Wednesday, February 13, 2008

Social Connections in Decline

Robert Putnam, an influential social capital researcher, visited BYU nearly two years ago to discuss how social connections are on the decline. Here is good summary of Putnam's talk on BYU NewsNet. His research during the past decade has shown a negative trend in that people are socially connecting less these days. The speech gave fuel to the research on social networks that we had been involved in and has been a strong motivation to our current work on social capital.

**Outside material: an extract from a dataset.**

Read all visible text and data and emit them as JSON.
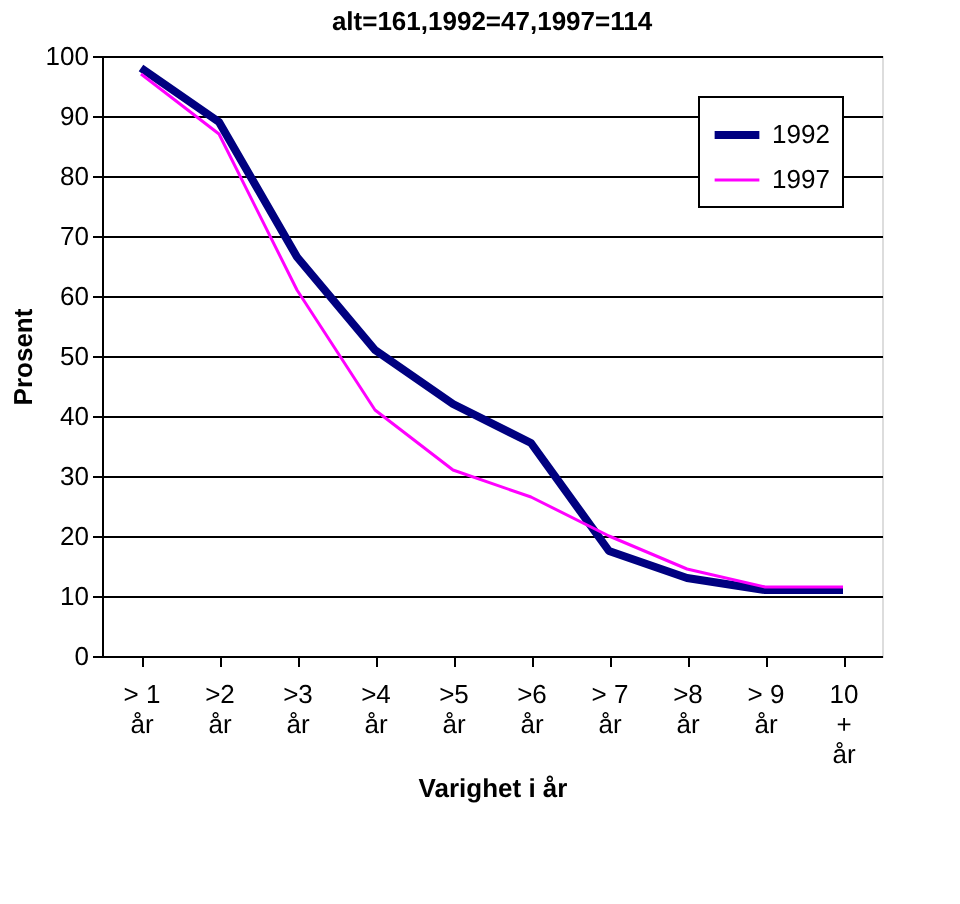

Figure 1. "The TV Connection" shows that group membership tends to decline as television viewing increases among those having twelve or more years of education. (see The Strange Disappearance of Civic America)

Empirical studies on group membership, like the study shown in the plot above contribute to the evidence which Putnam uses to support this claim.

(Note: This article was originally posted on

Data Mining Search Engine

I recently learned at the Data Mining Research blog about a data mining search engine. The search engine, which can be found here, allows search queries to be performed so that the results come largely from a list of data mining sites. It might prove to be a useful tool for focusing your research on trusted data mining sites, or for discovering new resources in our field of interest. Give it a shot, I don't have much experience with custom Google Search engines, but it seems useful.